Brands everywhere are chasing branded content. Volvo Trucks picks a sharper route: it turns a technical feature into a spectacle by letting a hamster “steer” a Volvo FMX out of a quarry using Volvo Dynamic Steering.
The gag is simple to explain and hard to ignore. A hamster wheel is mounted to the steering wheel, and a precision driver handles pedals and safety while guiding the hamster with a carrot. The result feels like a ridiculous idea that somehow still proves something real.
When the product proof is the entertainment
Volvo Dynamic Steering is not an easy feature to dramatize in a way non-truck buyers want to watch. This film solves that by making “light steering” visually absurd, then grounding it with a credible live-test frame.
In global B2B and industrial marketing, this is a clean blueprint for turning an engineering benefit into mass-reach content without losing the proof.
Why the hamster works as a device
The hamster is not just cuteness. It is a proxy for “minimum force.” If a tiny animal can move the wheel, the viewer instantly understands the claim before any explanation arrives.
That is the key branded-content trick: build an image that carries the message on its own, then let the technical story catch up afterwards.
Reported reach, and the deeper lesson
Volvo Trucks reports the film drew millions of views quickly, and industry press echoes that early momentum.
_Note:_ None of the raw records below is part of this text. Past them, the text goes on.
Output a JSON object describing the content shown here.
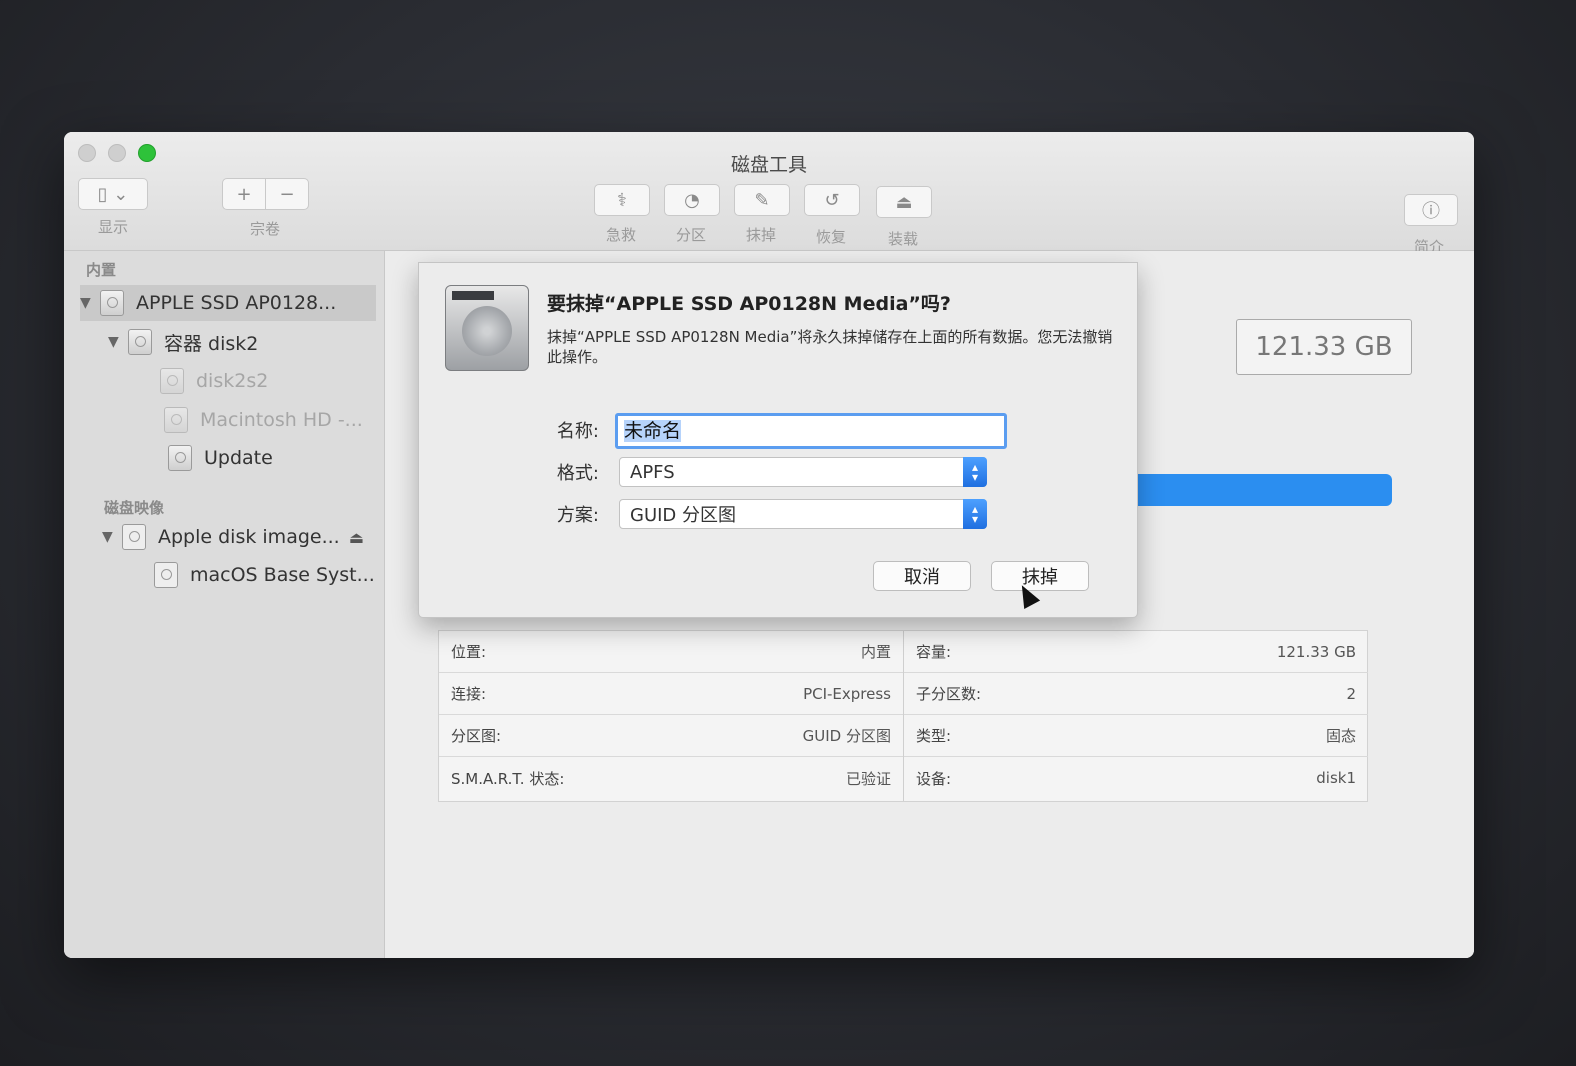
{
  "window": {
    "title": "磁盘工具"
  },
  "toolbar": {
    "view_label": "显示",
    "volume_label": "宗卷",
    "volume_add": "+",
    "volume_remove": "−",
    "first_aid_label": "急救",
    "partition_label": "分区",
    "erase_label": "抹掉",
    "restore_label": "恢复",
    "mount_label": "装载",
    "info_label": "简介"
  },
  "sidebar": {
    "section_internal": "内置",
    "section_images": "磁盘映像",
    "items": [
      {
        "label": "APPLE SSD AP0128...",
        "level": 0,
        "selected": true,
        "expanded": true
      },
      {
        "label": "容器 disk2",
        "level": 1,
        "expanded": true
      },
      {
        "label": "disk2s2",
        "level": 2,
        "dim": true
      },
      {
        "label": "Macintosh HD -...",
        "level": 2,
        "dim": true
      },
      {
        "label": "Update",
        "level": 2
      }
    ],
    "image_items": [
      {
        "label": "Apple disk image...",
        "level": 0,
        "expanded": true
      },
      {
        "label": "macOS Base Syst...",
        "level": 1
      }
    ]
  },
  "main": {
    "capacity_display": "121.33 GB",
    "bar_color": "#2b8ef0"
  },
  "info_table": {
    "left": [
      {
        "key": "位置:",
        "value": "内置"
      },
      {
        "key": "连接:",
        "value": "PCI-Express"
      },
      {
        "key": "分区图:",
        "value": "GUID 分区图"
      },
      {
        "key": "S.M.A.R.T. 状态:",
        "value": "已验证"
      }
    ],
    "right": [
      {
        "key": "容量:",
        "value": "121.33 GB"
      },
      {
        "key": "子分区数:",
        "value": "2"
      },
      {
        "key": "类型:",
        "value": "固态"
      },
      {
        "key": "设备:",
        "value": "disk1"
      }
    ]
  },
  "dialog": {
    "title": "要抹掉“APPLE SSD AP0128N Media”吗?",
    "message": "抹掉“APPLE SSD AP0128N Media”将永久抹掉储存在上面的所有数据。您无法撤销此操作。",
    "name_label": "名称:",
    "name_value": "未命名",
    "format_label": "格式:",
    "format_value": "APFS",
    "scheme_label": "方案:",
    "scheme_value": "GUID 分区图",
    "cancel_label": "取消",
    "erase_label": "抹掉"
  }
}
The bigger point is not the number, it is the audience expansion. A feature aimed at fleet operators becomes something broadly watchable because the demonstration is designed like a story, not a spec.
What to steal for your next “boring” product
- Turn the benefit into a visual impossibility that still stays true.
- Keep the proof readable without narration, the image should carry the claim.
- Use a live-test frame so entertainment does not undermine credibility.
- Design a one-sentence retell, “a hamster steers a truck” is instant recall.
A few fast answers before you act
What feature is Volvo proving here?
Volvo Dynamic Steering, positioned as making the steering feel unusually light and precise even in demanding conditions.
Is the stunt “real” or purely visual effects?
Industry press describes it as a live test executed in a controlled environment, with safety handled by a precision driver while the hamster influences the steering wheel.
Why does this count as strong branded content?
The product truth is inseparable from the story. The plot only works because the feature exists, which makes the content feel earned rather than bolted on.
What makes this approach effective for B2B brands?
It recruits non-buyers as viewers. When the demo is entertaining on its own, reach grows beyond the immediate purchase audience, while still reinforcing the proof.
What is the biggest risk when copying this pattern?
If the spectacle overwhelms the claim, people remember the stunt but not the feature. The visual must map cleanly to the benefit.